ZUNES: It’s hard to say when a country should be allowed. There are a number of arguments in addition to the legal ones I just mentioned. It would depend on the perspectives of the people themselves. In this case they’re overwhelmingly in support of independence. Some people would argue issues of viability, and they point to the fact that the Kosovars have a 40 percent unemployment rate and they’re very dependent on the West and foreign aid. But you can say that about a number of full-member states of the United Nations. The situation I think is somewhat murky. They have set up alternative institutions. In fact, they had a parallel government running during the 1990s. This is not the first time they declared independence, actually. The problem is—and this should be another factor, frankly—is what’s the nature of the leadership of a new state? The independently declared Kosovar nation state in the 1990s, which did not get western support, was led by Ibrahim Rugova and others who were far more democratic and pluralistic in orientation and used Gandhian style non-violence to resist the Serb control, whereas the people in charge now are these hard-line militants affiliated with the Kosovo Liberation Army, which has been responsible for atrocities against the Serb minority and the like. And so that perhaps should be a factor to take into consideration as well. It’s quite ironic that the West chose to ignore the plight of the Kosovar Albanians when they were struggling non-violently, only came to their assistance when they took up arms under this, frankly, chauvinistic kind of group. It’s just the wrong kind of message the West should be giving, in my view, to those that are struggling for self-determination.
BASILONE: And why wasn’t it recognized in 1990 by anybody in the West?
ZUNES: It’s hard to say. At that point there was a fair amount of appeasement of Serbian and Milosevic. The Dayton Accords many people had hoped would in addition to stopping Serbian repression in Bosnia-Herzegovina would also end the oppression in Kosovo, but apparently Richard Holbrooke and the other Americans who were leading this peace process decided it wasn’t that important and that we needed to actually strengthen Milosevic, ’cause at that time he was seen as a peacemaker.
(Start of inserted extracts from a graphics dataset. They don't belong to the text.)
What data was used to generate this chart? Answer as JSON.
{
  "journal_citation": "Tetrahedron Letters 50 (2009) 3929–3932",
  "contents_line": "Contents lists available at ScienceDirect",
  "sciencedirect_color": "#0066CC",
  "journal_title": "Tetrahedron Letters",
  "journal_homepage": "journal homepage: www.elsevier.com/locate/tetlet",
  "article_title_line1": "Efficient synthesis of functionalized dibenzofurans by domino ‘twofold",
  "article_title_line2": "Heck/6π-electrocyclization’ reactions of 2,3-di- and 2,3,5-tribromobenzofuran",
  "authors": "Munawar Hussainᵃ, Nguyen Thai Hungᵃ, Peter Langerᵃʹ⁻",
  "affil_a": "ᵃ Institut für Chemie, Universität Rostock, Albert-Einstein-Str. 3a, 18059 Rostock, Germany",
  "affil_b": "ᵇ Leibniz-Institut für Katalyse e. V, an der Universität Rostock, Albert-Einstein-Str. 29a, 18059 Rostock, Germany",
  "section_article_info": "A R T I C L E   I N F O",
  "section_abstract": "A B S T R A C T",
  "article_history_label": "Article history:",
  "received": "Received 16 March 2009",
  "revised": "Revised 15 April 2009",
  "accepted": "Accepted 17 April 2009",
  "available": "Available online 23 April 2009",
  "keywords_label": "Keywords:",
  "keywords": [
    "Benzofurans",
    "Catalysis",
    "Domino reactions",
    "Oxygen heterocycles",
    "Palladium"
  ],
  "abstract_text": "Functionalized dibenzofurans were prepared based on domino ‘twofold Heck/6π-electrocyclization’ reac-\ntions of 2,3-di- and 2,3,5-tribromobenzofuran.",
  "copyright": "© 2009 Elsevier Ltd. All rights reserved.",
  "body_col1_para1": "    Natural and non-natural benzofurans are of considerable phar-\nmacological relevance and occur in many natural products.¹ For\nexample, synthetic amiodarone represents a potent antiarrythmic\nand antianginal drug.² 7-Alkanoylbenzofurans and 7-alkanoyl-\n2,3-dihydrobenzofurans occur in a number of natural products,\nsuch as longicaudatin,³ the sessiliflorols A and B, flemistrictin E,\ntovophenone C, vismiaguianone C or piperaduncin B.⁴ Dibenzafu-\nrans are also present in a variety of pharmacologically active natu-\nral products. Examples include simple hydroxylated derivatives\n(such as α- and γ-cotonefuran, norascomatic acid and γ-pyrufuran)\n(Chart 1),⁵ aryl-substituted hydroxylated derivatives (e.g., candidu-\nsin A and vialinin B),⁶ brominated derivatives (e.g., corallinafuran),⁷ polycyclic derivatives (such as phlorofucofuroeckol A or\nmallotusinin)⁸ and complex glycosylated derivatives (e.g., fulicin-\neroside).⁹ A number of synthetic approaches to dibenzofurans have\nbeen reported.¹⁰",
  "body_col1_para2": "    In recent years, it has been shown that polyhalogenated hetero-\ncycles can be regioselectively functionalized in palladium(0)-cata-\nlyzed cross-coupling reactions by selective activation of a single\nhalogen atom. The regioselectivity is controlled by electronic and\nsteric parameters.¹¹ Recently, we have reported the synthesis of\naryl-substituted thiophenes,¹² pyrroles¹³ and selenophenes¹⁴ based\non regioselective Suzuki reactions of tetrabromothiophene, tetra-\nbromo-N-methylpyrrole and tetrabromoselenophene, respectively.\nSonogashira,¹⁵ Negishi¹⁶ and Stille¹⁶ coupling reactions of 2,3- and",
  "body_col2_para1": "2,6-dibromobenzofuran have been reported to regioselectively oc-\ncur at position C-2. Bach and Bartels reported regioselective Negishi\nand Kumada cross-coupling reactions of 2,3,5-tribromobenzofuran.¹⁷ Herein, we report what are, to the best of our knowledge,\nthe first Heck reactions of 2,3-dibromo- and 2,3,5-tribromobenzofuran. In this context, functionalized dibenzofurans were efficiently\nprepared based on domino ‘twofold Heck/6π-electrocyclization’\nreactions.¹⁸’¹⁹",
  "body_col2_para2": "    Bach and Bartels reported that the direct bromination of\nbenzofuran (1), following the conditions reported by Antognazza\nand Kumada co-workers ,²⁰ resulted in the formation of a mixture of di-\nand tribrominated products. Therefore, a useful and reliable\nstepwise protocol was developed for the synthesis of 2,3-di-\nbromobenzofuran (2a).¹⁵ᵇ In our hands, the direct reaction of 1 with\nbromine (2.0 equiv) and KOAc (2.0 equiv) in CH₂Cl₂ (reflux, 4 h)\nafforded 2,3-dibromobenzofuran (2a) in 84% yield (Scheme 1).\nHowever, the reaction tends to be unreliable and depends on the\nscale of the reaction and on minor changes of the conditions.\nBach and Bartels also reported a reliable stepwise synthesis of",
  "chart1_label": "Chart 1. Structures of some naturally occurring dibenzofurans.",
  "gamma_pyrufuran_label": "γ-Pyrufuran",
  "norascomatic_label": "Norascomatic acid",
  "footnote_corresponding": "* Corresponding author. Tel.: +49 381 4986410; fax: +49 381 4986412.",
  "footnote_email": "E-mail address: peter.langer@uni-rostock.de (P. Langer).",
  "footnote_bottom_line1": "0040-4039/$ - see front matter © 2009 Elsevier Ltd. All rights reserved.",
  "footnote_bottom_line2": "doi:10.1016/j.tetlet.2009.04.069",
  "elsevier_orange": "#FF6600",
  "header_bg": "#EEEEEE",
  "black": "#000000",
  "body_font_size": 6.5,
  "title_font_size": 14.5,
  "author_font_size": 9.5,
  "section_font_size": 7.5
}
So I think it had a lot to do with appeasing the Serbian regime at that time; whereas ironically now that Serbia’s under a democratic government, led by those who want better relations with the West, that want to be part of the EU in the not-too-distant future, that by throwing our weight to support Kosovo independence now, it is actually encouraging a very hard-line nationalist that the people of Serbia threw out in their non-violent uprising in October 2000. And the US, by doing this, and the other western nations, are encouraging the very hard-line Serbian nationalists that were responsible for such a human catastrophe in the former Yugoslavia during the 1990s.